Nevertheless, I had a transformative experience, and that’s not something I get to have too often these days. Frankly, The Tempest has never been one of my favorite plays. But as I was sitting there watching this amazing production, it occurred to me that I could not remember actually having ever seen a stage production of it. I’ve read it, held readings of it, taught it… I even led a 7th-grade class in creating a half-hour animated musical production of it, for which I edited the script. But never having seen it the way Shakespeare was meant to be performed, as they say, I never fully appreciated it until now. So maybe some of the magical fairy dust was able to find its way into the movie house after all. I do believe in fairies. I do!

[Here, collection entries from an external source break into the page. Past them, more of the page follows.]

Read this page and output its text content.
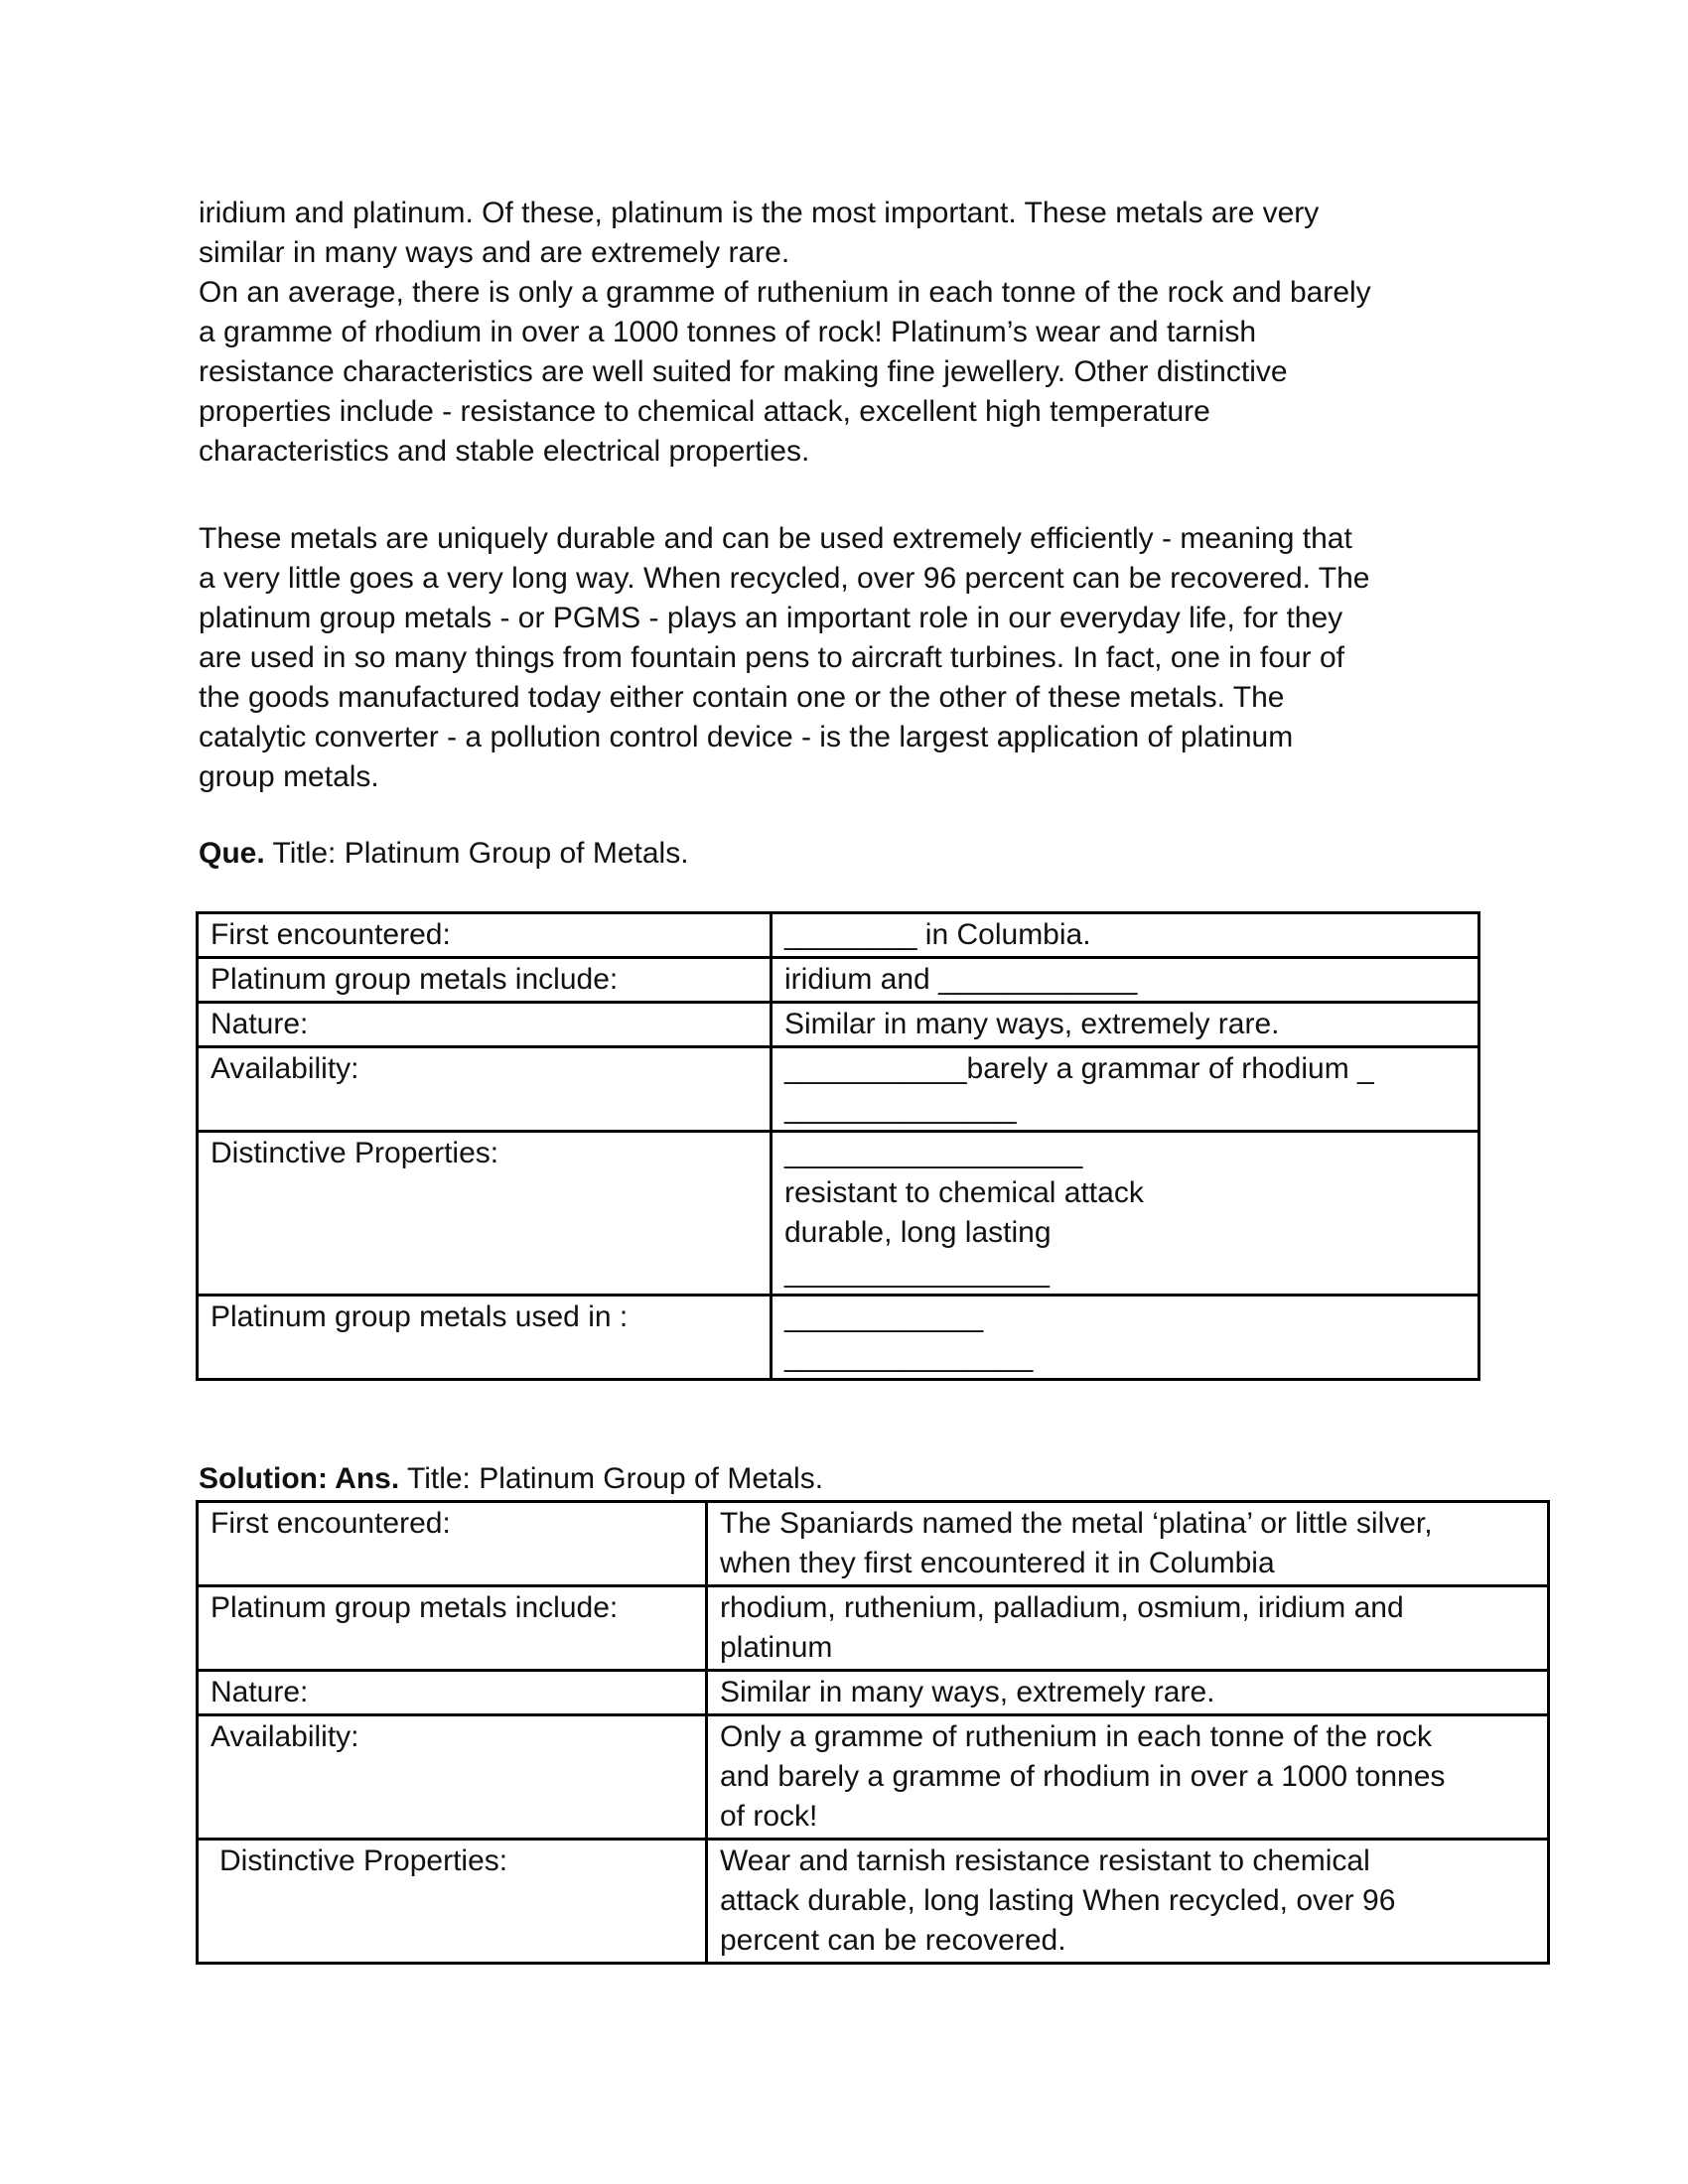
iridium and platinum. Of these, platinum is the most important. These metals are very
similar in many ways and are extremely rare.
On an average, there is only a gramme of ruthenium in each tonne of the rock and barely
a gramme of rhodium in over a 1000 tonnes of rock! Platinum’s wear and tarnish
resistance characteristics are well suited for making fine jewellery. Other distinctive
properties include - resistance to chemical attack, excellent high temperature
characteristics and stable electrical properties.
These metals are uniquely durable and can be used extremely efficiently - meaning that
a very little goes a very long way. When recycled, over 96 percent can be recovered. The
platinum group metals - or PGMS - plays an important role in our everyday life, for they
are used in so many things from fountain pens to aircraft turbines. In fact, one in four of
the goods manufactured today either contain one or the other of these metals. The
catalytic converter - a pollution control device - is the largest application of platinum
group metals.
Que. Title: Platinum Group of Metals.
First encountered:	________ in Columbia.

Platinum group metals include:	iridium and ____________

Nature:	Similar in many ways, extremely rare.

Availability:	___________barely a grammar of rhodium _
______________

Distinctive Properties:	__________________
resistant to chemical attack
durable, long lasting
________________

Platinum group metals used in :	____________
_______________
Solution: Ans. Title: Platinum Group of Metals.
First encountered:	The Spaniards named the metal ‘platina’ or little silver,
when they first encountered it in Columbia

Platinum group metals include:	rhodium, ruthenium, palladium, osmium, iridium and
platinum

Nature:	Similar in many ways, extremely rare.

Availability:	Only a gramme of ruthenium in each tonne of the rock
and barely a gramme of rhodium in over a 1000 tonnes
of rock!

Distinctive Properties:	Wear and tarnish resistance resistant to chemical
attack durable, long lasting When recycled, over 96
percent can be recovered.
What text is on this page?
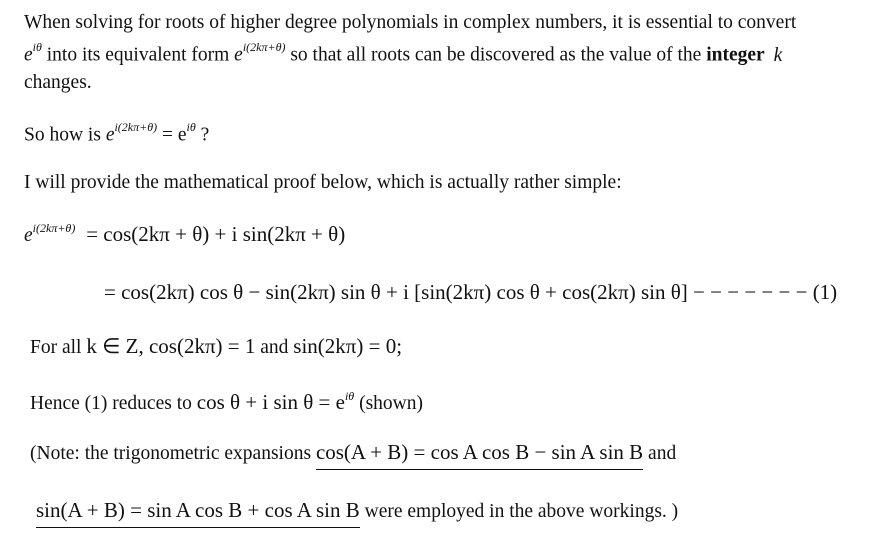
When solving for roots of higher degree polynomials in complex numbers, it is essential to convert
$e^{i\theta}$ into its equivalent form $e^{i(2k\pi+\theta)}$ so that all roots can be discovered as the value of the integer k
changes.
So how is $e^{i(2k\pi+\theta)} = e^{i\theta}$ ?
I will provide the mathematical proof below, which is actually rather simple:
$e^{i(2k\pi+\theta)} = \cos(2k\pi + \theta) + i$ sin(2kπ + θ)
= cos(2kπ) cos θ − sin(2kπ) sin θ + i [sin(2kπ) cos θ + cos(2kπ) sin θ] − − − − − − − (1)
For all k ∈ Z, cos(2kπ) = 1 and sin(2kπ) = 0;
Hence (1) reduces to cos θ + i $\sin \theta = e^{i\theta}$ (shown)
(Note: the trigonometric expansions cos(A + B) = cos A cos B − sin A sin B and
sin(A + B) = sin A cos B + cos A sin B were employed in the above workings. )
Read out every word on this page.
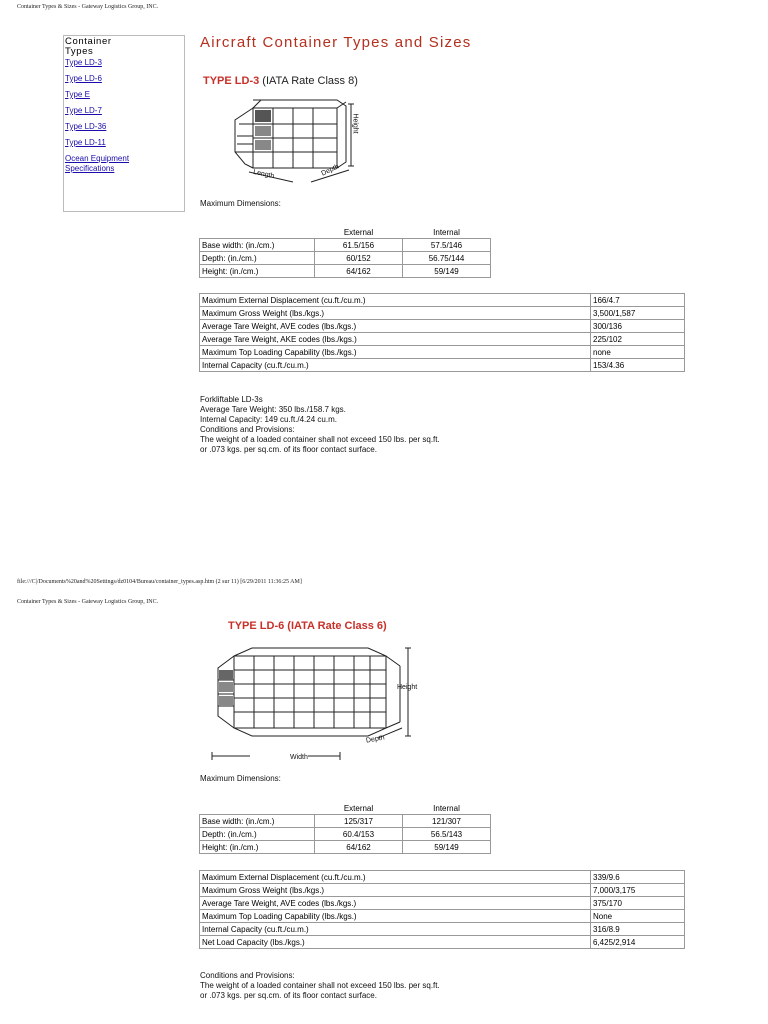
Container Types & Sizes - Gateway Logistics Group, INC.
Container
Types
Type LD-3
Type LD-6
Type E
Type LD-7
Type LD-36
Type LD-11
Ocean Equipment
Specifications
Aircraft Container Types and Sizes
TYPE LD-3 (IATA Rate Class 8)
Height
Length	Depth
Maximum Dimensions:
	External	Internal
Base width: (in./cm.)	61.5/156	57.5/146
Depth: (in./cm.)	60/152	56.75/144
Height: (in./cm.)	64/162	59/149
Maximum External Displacement (cu.ft./cu.m.)	166/4.7
Maximum Gross Weight (lbs./kgs.)	3,500/1,587
Average Tare Weight, AVE codes (lbs./kgs.)	300/136
Average Tare Weight, AKE codes (lbs./kgs.)	225/102
Maximum Top Loading Capability (lbs./kgs.)	none
Internal Capacity (cu.ft./cu.m.)	153/4.36
Forkliftable LD-3s
Average Tare Weight: 350 lbs./158.7 kgs.
Internal Capacity: 149 cu.ft./4.24 cu.m.
Conditions and Provisions:
The weight of a loaded container shall not exceed 150 lbs. per sq.ft.
or .073 kgs. per sq.cm. of its floor contact surface.
file:///C|/Documents%20and%20Settings/dz0104/Bureau/container_types.asp.htm (2 sur 11) [6/29/2011 11:36:25 AM]
Container Types & Sizes - Gateway Logistics Group, INC.
TYPE LD-6 (IATA Rate Class 6)
Height
Depth
Width
Maximum Dimensions:
	External	Internal
Base width: (in./cm.)	125/317	121/307
Depth: (in./cm.)	60.4/153	56.5/143
Height: (in./cm.)	64/162	59/149
Maximum External Displacement (cu.ft./cu.m.)	339/9.6
Maximum Gross Weight (lbs./kgs.)	7,000/3,175
Average Tare Weight, AVE codes (lbs./kgs.)	375/170
Maximum Top Loading Capability (lbs./kgs.)	None
Internal Capacity (cu.ft./cu.m.)	316/8.9
Net Load Capacity (lbs./kgs.)	6,425/2,914
Conditions and Provisions:
The weight of a loaded container shall not exceed 150 lbs. per sq.ft.
or .073 kgs. per sq.cm. of its floor contact surface.
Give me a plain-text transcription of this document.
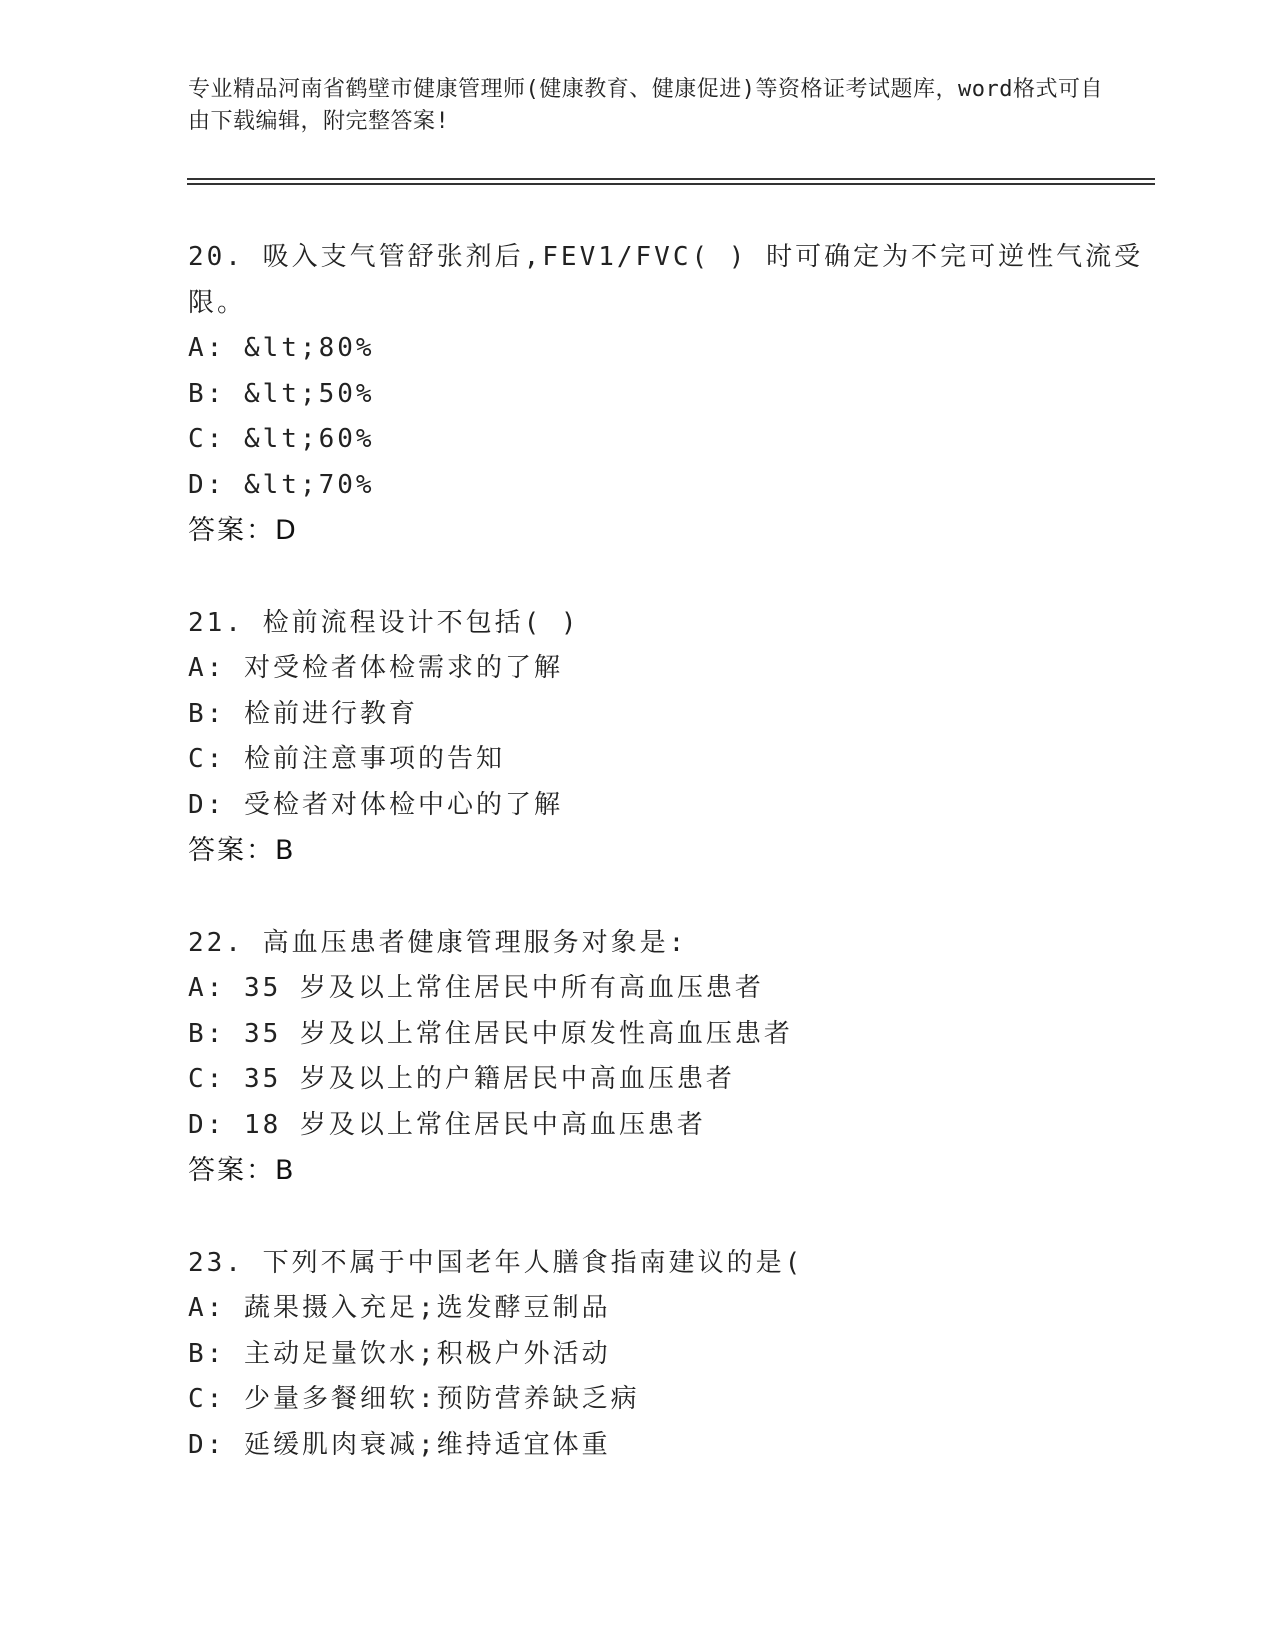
专业精品河南省鹤壁市健康管理师(健康教育、健康促进)等资格证考试题库，word格式可自由下载编辑，附完整答案!
20. 吸入支气管舒张剂后,FEV1/FVC( ) 时可确定为不完可逆性气流受限。
A: &lt;80%
B: &lt;50%
C: &lt;60%
D: &lt;70%
答案：D
21. 检前流程设计不包括( )
A: 对受检者体检需求的了解
B: 检前进行教育
C: 检前注意事项的告知
D: 受检者对体检中心的了解
答案：B
22. 高血压患者健康管理服务对象是:
A: 35 岁及以上常住居民中所有高血压患者
B: 35 岁及以上常住居民中原发性高血压患者
C: 35 岁及以上的户籍居民中高血压患者
D: 18 岁及以上常住居民中高血压患者
答案：B
23. 下列不属于中国老年人膳食指南建议的是(
A: 蔬果摄入充足;选发酵豆制品
B: 主动足量饮水;积极户外活动
C: 少量多餐细软:预防营养缺乏病
D: 延缓肌肉衰减;维持适宜体重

Gerant-Wyn Davies stole the show as Stephano, and his scenes with Bruce Dow’s Trinculo and Dion Johnstone’s Caliban were laugh-out-loud funny. I loved the music, particularly the goddesses singing, which was a masterpiece of theatrical spectacle. Julyana Soelistyo was delightful as a spritely Ariel. And, of course, Plummer was magnificent as Prospero, drawing me into his world as though I were just another one of his hapless victims. His delivery of the most famous Prospero speeches, no more than overly familiar words to me, made me understand why they became so famous in the first place. When he finally said “I’ll drown my book” you could feel the deep sense of loss for him. I can’t say what Shakespeare had in mind, but someone was definitely saying farewell to something that was deeply profound and meaningful to him.
And, as though you hadn’t already gotten your $18 worth, there is a bonus at the end. After the play is over, the movie continues with a Q&A featuring director Des McAnuff and Plummer taking questions from the show’s producer and an audience who had viewed the film. Plummer was witty and charming, especially delighting in taking wry pot-shots at Anonymous without ever mentioning it by name. They also discuss the challenges of interpreting a stage production for the screen and some of what they’ve learned about working with The Tempest.
I don’t know how much longer this movie will be in theatres, but if you can’t see it on the big screen, it will definitely be worth checking out on a smaller screen near you.